Never in earlier years was I a great one for sport or exercise. I enjoyed a game of tennis but was never as good as my older brothers. Mind you my elder brother was very good indeed – competition standard. I dreaded gym at school – all those pull ups and press ups and parallel bars and leaping over a horse. Looking back I realize that a lot of what passed for sport at school was more to do with bearing pain than playing a sport. Catching a cricket ball hurt. It hurt a lot. I was never taught how to catch a cricket ball. I’m told it doesn’t have to hurt at all, once you are taught how.

I was actually quite a good high jumper at school but the real test was not how high you could jump but how much pain you were prepared to endure when you landed – not falling onto a lovely foam filled mattress but into a pit with two inches of sawdust in it to ‘cushion’ your fall! That was not my scene.  Nor was the ice cold water in the school swimming pool. The pool was fed from an artesian well!

I have only discovered latterly that it’s actually healthy body, healthy mind every bit as much as the other way round. And that, to my amazement, exercise can be enjoyable. Mind you I’m not into competitive sport and I’m amongst the very slow in the slow lane at the swimming pool. Now with the swimming pool and the gym closed walking has become necessary and even enjoyable, were it not for the toe nails.

Well! I have just discovered that along with my local off licence, my local dairy, and my local osteopath, my local chiropodist is open for business. I phoned yesterday and Cathy said that yes, it was fine, if for me it was ‘necessary’ and I was free from Covid – 19 symptoms. 

‘No symptoms!’ I said, ‘but do I qualify as being ‘necessary’. So Cathy asked if I was over seventy. What a tactful person she is. And when I said that I certainly was and explained about not being able to go for my customary brisk walks she said, ‘Essential’ and gave me an  appointment for 11 o’clock tomorrow morning.
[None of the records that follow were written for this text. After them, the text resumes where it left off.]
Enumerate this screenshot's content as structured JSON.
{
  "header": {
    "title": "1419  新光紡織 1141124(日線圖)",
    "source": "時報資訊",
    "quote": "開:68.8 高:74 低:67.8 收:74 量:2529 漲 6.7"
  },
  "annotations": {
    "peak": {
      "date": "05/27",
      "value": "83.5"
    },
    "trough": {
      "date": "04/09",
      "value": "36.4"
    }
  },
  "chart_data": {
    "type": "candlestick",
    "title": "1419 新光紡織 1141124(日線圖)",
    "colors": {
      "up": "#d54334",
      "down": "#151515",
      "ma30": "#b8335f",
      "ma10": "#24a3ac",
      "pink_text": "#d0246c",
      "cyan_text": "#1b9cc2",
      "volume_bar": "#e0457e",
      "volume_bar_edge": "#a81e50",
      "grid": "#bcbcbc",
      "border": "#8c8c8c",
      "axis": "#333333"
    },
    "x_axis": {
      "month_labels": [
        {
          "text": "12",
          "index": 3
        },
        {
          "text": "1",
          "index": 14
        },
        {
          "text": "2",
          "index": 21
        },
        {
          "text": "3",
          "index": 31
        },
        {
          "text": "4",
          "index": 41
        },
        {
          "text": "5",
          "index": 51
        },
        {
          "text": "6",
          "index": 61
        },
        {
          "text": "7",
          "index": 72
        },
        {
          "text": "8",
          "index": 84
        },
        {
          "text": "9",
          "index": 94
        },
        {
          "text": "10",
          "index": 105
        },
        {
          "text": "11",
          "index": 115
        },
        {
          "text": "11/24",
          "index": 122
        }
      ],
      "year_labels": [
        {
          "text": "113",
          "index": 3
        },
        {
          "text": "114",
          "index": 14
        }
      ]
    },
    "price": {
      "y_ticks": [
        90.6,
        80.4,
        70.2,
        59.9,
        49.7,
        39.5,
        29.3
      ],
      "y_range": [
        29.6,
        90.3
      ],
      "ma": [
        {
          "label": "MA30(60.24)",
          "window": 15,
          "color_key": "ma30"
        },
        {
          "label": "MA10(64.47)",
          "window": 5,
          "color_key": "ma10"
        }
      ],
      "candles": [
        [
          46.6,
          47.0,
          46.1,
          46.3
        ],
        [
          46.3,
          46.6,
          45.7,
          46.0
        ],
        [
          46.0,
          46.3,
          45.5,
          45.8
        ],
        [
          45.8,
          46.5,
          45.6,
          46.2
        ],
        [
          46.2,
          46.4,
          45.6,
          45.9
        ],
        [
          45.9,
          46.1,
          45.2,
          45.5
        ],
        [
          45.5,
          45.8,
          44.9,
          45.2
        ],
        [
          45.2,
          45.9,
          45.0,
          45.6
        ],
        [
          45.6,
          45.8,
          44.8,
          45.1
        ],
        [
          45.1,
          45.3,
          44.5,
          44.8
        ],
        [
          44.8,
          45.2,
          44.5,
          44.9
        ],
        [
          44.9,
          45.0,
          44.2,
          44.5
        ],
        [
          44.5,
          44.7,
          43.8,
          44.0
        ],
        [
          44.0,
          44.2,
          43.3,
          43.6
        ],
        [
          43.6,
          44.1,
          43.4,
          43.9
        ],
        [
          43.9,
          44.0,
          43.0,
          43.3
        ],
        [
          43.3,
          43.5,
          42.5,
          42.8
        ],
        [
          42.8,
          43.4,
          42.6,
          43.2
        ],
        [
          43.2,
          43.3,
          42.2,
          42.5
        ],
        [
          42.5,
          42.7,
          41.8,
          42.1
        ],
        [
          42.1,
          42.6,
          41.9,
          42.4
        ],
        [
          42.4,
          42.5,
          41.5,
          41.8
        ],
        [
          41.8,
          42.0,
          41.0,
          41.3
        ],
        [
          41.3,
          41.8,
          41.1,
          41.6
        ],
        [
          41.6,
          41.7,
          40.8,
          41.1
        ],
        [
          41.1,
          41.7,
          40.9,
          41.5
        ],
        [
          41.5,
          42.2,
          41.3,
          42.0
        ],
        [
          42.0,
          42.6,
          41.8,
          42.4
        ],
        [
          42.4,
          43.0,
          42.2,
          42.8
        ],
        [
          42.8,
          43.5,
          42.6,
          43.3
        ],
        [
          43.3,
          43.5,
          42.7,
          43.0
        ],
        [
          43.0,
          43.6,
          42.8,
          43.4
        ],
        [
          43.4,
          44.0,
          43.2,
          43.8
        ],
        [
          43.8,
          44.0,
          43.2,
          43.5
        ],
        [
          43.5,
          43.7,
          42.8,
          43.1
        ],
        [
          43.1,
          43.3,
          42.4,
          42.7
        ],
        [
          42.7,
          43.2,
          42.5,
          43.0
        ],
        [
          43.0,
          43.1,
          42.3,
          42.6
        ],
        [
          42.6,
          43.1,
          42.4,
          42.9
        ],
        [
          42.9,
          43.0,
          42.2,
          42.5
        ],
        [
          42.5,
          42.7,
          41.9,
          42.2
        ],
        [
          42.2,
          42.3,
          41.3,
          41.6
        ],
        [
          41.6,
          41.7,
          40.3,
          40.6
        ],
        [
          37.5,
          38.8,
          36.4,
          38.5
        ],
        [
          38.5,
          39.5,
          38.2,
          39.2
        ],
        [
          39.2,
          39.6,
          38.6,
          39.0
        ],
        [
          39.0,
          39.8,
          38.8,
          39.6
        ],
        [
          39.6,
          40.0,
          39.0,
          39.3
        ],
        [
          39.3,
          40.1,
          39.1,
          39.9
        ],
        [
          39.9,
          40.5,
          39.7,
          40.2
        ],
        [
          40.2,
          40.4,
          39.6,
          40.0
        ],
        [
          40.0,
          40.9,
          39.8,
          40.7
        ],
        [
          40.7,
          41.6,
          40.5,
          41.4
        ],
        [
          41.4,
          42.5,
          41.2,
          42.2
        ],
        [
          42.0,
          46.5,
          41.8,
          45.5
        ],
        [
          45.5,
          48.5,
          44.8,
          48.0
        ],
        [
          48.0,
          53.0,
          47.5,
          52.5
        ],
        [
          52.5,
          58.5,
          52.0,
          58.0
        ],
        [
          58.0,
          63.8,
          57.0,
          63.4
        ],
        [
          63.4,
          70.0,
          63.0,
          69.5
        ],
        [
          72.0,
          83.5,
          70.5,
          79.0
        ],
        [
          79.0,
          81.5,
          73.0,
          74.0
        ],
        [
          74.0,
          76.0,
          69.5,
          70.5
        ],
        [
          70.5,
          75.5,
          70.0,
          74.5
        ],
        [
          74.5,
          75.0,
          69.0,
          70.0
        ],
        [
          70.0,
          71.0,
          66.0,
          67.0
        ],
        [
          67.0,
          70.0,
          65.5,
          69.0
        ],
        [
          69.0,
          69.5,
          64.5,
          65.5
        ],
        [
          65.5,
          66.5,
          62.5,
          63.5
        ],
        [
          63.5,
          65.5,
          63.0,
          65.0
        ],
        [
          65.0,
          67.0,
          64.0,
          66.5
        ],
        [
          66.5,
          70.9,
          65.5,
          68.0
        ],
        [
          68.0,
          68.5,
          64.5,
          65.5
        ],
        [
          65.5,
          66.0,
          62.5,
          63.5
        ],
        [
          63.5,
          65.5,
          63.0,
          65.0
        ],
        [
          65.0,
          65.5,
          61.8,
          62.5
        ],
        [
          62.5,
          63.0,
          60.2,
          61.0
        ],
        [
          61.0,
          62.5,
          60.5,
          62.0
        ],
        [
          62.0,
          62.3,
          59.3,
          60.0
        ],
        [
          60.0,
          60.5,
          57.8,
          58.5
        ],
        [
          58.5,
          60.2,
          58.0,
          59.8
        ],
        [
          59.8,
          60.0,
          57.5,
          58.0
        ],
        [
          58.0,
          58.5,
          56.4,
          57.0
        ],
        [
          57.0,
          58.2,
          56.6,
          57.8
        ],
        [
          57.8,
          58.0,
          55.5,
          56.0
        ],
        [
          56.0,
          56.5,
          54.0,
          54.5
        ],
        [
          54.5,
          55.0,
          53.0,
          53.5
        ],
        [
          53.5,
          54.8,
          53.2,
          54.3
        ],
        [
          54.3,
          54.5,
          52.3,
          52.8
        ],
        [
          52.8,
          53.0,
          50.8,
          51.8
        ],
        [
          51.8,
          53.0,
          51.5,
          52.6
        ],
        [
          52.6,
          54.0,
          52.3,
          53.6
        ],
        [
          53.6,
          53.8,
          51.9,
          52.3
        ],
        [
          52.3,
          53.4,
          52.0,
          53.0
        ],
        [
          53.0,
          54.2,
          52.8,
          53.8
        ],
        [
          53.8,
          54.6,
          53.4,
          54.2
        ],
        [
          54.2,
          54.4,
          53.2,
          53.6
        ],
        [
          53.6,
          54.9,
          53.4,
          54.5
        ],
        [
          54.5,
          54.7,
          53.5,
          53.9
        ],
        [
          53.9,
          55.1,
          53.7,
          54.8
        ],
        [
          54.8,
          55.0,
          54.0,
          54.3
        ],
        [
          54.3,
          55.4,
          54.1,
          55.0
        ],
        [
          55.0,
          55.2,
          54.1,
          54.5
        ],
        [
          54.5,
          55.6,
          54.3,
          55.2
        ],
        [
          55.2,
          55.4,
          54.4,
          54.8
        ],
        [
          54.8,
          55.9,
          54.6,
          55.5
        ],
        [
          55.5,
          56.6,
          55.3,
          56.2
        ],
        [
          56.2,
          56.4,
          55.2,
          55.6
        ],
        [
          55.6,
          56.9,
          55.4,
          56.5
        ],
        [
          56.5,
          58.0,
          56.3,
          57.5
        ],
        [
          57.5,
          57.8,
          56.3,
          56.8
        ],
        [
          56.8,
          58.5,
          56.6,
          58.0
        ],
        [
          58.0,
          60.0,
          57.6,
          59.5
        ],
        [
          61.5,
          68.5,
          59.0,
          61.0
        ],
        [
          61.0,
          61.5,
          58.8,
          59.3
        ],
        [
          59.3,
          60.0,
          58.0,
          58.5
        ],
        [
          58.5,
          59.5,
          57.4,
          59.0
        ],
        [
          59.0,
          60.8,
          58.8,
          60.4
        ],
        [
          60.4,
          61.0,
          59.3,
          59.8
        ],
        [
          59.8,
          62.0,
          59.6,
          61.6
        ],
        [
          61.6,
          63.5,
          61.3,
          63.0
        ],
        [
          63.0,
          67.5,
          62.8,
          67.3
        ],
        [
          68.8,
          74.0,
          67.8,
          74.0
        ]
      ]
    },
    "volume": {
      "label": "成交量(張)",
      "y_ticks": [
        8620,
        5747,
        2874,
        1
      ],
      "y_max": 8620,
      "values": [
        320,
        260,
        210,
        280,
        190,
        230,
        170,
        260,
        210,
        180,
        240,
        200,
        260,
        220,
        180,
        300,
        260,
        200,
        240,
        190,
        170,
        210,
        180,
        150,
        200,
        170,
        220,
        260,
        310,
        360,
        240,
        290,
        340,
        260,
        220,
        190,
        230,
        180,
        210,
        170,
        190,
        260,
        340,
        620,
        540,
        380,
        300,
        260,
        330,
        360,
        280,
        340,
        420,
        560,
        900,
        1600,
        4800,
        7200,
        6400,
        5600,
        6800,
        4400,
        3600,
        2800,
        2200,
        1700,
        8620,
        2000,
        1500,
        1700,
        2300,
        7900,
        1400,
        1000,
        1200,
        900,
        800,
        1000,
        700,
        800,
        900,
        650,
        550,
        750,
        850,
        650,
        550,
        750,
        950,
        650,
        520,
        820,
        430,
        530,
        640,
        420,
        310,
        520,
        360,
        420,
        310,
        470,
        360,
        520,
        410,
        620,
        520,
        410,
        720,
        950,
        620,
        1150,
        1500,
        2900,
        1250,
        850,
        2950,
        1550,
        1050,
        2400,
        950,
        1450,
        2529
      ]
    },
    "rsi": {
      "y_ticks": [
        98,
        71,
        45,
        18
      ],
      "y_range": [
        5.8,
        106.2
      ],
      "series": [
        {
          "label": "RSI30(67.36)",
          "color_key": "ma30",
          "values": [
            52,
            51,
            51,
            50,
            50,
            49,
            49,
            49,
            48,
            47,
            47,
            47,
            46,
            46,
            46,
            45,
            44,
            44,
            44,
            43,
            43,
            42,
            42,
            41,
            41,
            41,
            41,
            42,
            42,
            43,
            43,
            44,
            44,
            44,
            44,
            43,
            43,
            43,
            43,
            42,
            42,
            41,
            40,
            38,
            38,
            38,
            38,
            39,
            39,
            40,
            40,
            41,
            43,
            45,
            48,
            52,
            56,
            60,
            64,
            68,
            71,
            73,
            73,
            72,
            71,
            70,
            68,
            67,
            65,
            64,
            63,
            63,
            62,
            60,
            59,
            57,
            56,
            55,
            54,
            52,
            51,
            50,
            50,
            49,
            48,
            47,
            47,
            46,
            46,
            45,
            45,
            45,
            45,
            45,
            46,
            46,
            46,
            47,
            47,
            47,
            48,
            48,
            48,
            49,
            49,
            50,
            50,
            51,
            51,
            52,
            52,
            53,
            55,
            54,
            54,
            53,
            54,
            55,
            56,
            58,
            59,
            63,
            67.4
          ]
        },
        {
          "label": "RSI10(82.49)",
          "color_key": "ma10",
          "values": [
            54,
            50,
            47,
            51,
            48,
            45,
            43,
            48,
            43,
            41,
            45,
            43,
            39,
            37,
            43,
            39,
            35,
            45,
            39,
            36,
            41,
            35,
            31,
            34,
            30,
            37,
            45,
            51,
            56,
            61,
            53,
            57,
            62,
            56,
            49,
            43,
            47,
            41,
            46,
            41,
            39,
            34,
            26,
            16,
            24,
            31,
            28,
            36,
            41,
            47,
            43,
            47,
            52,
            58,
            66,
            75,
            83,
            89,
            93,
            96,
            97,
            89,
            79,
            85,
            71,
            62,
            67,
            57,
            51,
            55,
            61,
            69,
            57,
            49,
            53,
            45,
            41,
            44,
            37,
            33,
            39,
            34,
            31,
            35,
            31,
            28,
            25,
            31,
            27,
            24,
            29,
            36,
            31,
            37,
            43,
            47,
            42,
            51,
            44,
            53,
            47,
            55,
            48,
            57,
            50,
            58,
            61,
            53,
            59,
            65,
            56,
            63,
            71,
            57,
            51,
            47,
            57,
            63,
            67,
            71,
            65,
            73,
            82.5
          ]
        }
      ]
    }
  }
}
There’s not been a squeak from civil or church authorities about churches being open. And, unlike the gym or the swimming pool you don’t have to change in a changing room with others before you go to church. I can’t, for the life of me, see why those churches and cathedrals that have paid cleaning staff, not to mention other paid staff who could be taught to clean, can’t be open. I see that in America some churches are open and that at least one priest is doing Baptisms by water pistol. I don’t think we have to go that far and anyway my aim wouldn’t be up to it. Though, who knows, I guess it could come under the heading of ‘imaginative’ worship.

I may not be back in church but at least I’ll be back doing my brisk walk after 11.30 tomorrow.